Natural Gas Supply Glut? Don’t Count On It

on June 27, 2013 at 3:30 PM

New York State Mulls Limited Fracking In Southern Tier

By Javier E. David

While some observers are warning that surging shale development and new natural gas discoveries could spawn a potential glut, most energy market watchers say strong demand makes natgas oversupply a remote prospect.

Natural gas development is growing by leaps and bounds, especially in the United States. In the throes of what the International Energy Agency expects will be a 2.4 percent per year growth spurt in natgas through 2018, Exxon Mobil estimates global daily production of natural gas—helped in large measure by the US shale boom—will exceed 500 billion cubic feet per day by 2040.

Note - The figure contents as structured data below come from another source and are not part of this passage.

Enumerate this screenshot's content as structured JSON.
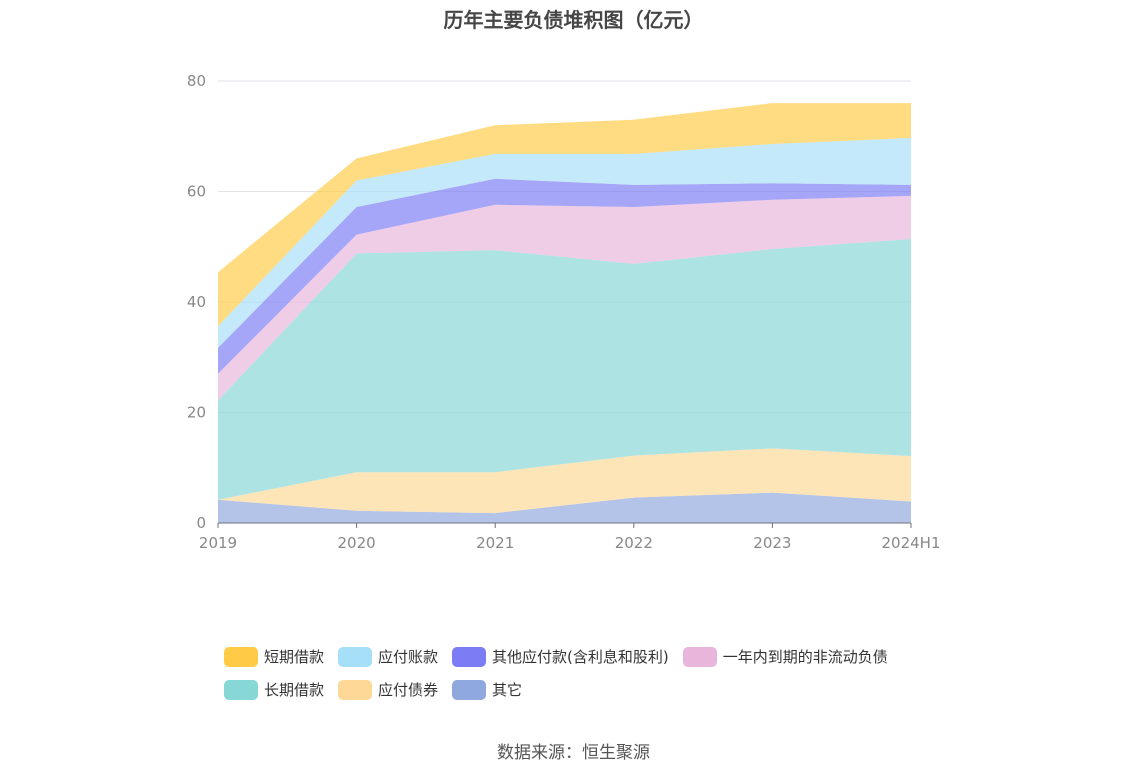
{
  "chart_data": {
    "type": "area",
    "stacked": true,
    "title": "历年主要负债堆积图（亿元）",
    "x": [
      "2019",
      "2020",
      "2021",
      "2022",
      "2023",
      "2024H1"
    ],
    "ylim": [
      0,
      80
    ],
    "yticks": [
      0,
      20,
      40,
      60,
      80
    ],
    "grid": true,
    "legend_position": "bottom",
    "series": [
      {
        "name": "其它",
        "color": "#8fa8dd",
        "values": [
          4.2,
          2.2,
          1.8,
          4.6,
          5.5,
          3.9
        ]
      },
      {
        "name": "应付债券",
        "color": "#fdd897",
        "values": [
          0.0,
          7.0,
          7.4,
          7.6,
          8.0,
          8.2
        ]
      },
      {
        "name": "长期借款",
        "color": "#86d7d5",
        "values": [
          18.0,
          39.6,
          40.2,
          34.7,
          36.1,
          39.3
        ]
      },
      {
        "name": "一年内到期的非流动负债",
        "color": "#e9b6db",
        "values": [
          4.8,
          3.4,
          8.2,
          10.3,
          8.9,
          7.8
        ]
      },
      {
        "name": "其他应付款(含利息和股利)",
        "color": "#7c7cf5",
        "values": [
          4.7,
          5.0,
          4.7,
          4.0,
          3.0,
          2.0
        ]
      },
      {
        "name": "应付账款",
        "color": "#a6dff8",
        "values": [
          3.9,
          4.8,
          4.5,
          5.6,
          7.1,
          8.5
        ]
      },
      {
        "name": "短期借款",
        "color": "#ffcb47",
        "values": [
          9.8,
          4.0,
          5.2,
          6.2,
          7.4,
          6.3
        ]
      }
    ]
  },
  "legend": {
    "row1": [
      "短期借款",
      "应付账款",
      "其他应付款(含利息和股利)",
      "一年内到期的非流动负债"
    ],
    "row2": [
      "长期借款",
      "应付债券",
      "其它"
    ]
  },
  "legend_colors": {
    "短期借款": "#ffcb47",
    "应付账款": "#a6dff8",
    "其他应付款(含利息和股利)": "#7c7cf5",
    "一年内到期的非流动负债": "#e9b6db",
    "长期借款": "#86d7d5",
    "应付债券": "#fdd897",
    "其它": "#8fa8dd"
  },
  "source_text": "数据来源：恒生聚源"
}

Yet Jason Bordoff, the director of Columbia University’s Center on Global Energy Policy, views the situation differently. He noted that global liquefied natural gas (LNG) trade fell last year, and markets are currently experiencing “unprecedented tightness” as traditional fuel gradually cedes ground to natgas.

“We are far from a global supply glut,” said Bordoff, a former White House aide on energy policy. “The LNG market will loosen as new projects come online in a few years, and we will need that increased capacity to meet rapidly rising demand in Asian markets that are thirsty for more LNG.”